To maximize oxytocin, which has a short half life of just three minutes, Dr. Zak recommends a minimum of eight hugs a day, a quota that I imagine would be difficult for many people to reach. At least one person in San Francisco works as a “cuddle therapist” offering comforting touch “in a safe, non-sexual environment.” Is cuddle therapy an idea whose time has come? Based on my observations, a lot of people do need and long for more touch than they get. Some people bemoan the influence of the internet on relationships, blaming the common sense of social disconnection on our ubiquitous electronic devices. Interestingly enough, some of Dr. Zak’s research has shown that like physical, face to face interaction, virtual social interaction on Facebook and Twitter also creates a rise in oxytocin. This provides, as a reporter for The Guardian observed, “a powerful retort to the argument that social media is killing real human interaction: in hormonal terms, it appears, the body processes it as an entirely real kind of interaction.” Either way, on the internet or in person where physical contact is possible, it’s important for our health and relaxation to reach out and connect with someone. This promotes well-being not just for individuals, but also for society as a whole.

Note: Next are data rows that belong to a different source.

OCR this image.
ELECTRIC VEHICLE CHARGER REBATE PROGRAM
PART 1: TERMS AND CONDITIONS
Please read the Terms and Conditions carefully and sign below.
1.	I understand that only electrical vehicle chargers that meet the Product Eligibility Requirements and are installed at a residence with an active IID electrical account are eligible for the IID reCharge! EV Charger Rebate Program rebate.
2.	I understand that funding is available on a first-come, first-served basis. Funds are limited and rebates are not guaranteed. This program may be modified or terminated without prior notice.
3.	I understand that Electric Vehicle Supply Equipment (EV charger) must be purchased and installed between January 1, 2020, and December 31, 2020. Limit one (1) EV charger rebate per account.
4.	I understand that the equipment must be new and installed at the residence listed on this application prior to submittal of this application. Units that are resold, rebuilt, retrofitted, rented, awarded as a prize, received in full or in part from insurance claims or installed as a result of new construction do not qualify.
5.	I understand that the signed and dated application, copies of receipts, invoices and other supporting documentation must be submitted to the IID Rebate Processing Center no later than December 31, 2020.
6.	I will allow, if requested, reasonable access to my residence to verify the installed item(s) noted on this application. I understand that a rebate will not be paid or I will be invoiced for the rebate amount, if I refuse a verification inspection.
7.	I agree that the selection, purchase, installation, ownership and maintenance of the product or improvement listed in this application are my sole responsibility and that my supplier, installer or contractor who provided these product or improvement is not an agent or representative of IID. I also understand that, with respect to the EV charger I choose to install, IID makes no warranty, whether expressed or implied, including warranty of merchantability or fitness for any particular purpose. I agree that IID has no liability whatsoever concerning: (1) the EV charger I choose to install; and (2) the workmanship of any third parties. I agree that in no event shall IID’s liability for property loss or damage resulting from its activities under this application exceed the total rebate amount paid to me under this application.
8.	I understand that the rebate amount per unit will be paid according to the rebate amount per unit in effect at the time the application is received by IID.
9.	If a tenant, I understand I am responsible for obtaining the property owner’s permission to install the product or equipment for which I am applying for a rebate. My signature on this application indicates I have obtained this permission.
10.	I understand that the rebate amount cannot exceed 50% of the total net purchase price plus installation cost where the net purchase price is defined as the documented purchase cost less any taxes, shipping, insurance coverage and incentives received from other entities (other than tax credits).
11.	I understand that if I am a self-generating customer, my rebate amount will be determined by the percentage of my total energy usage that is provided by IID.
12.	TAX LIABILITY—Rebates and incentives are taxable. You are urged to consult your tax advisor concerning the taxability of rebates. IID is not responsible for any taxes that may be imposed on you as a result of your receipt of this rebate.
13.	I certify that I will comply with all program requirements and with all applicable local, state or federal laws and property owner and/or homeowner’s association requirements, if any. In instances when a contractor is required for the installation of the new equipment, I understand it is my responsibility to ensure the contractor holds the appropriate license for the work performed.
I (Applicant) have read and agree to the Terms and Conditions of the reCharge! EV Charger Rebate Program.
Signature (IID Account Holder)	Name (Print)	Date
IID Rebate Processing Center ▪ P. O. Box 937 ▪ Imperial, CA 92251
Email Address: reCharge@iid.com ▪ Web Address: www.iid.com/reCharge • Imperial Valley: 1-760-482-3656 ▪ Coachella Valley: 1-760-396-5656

The Judeo-Christian Scriptures say that the first thing God called “not good” was for Adam to be alone (Genesis 2:18). To remedy this bad situation, God created a partner for Adam. She was also created in God’s image, like Adam, and designed to correspond to him in a way that no other creature God had made was capable of doing. Pets are wonderful, and cuddling with a cat or dog does cause a release in oxytocin, but nothing can compare to interaction with another human being. The Hebrew words used to describe what Eve was to Adam are usually translated as “helper” giving some the impression that she is not his equal. However, that misses the beauty of the image the words are meant to convey. The words are “ezer kenegdo” which means “corresponding strong help.” The word ezer is most often used elsewhere in the Bible to refer to God as a strong rescuer. Eve was created to be Adam’s strong helper to rescue him from the plight of aloneness! From our earliest origins as human beings, we have needed each other. Adam knew it in his bones, and our bodies know it, too.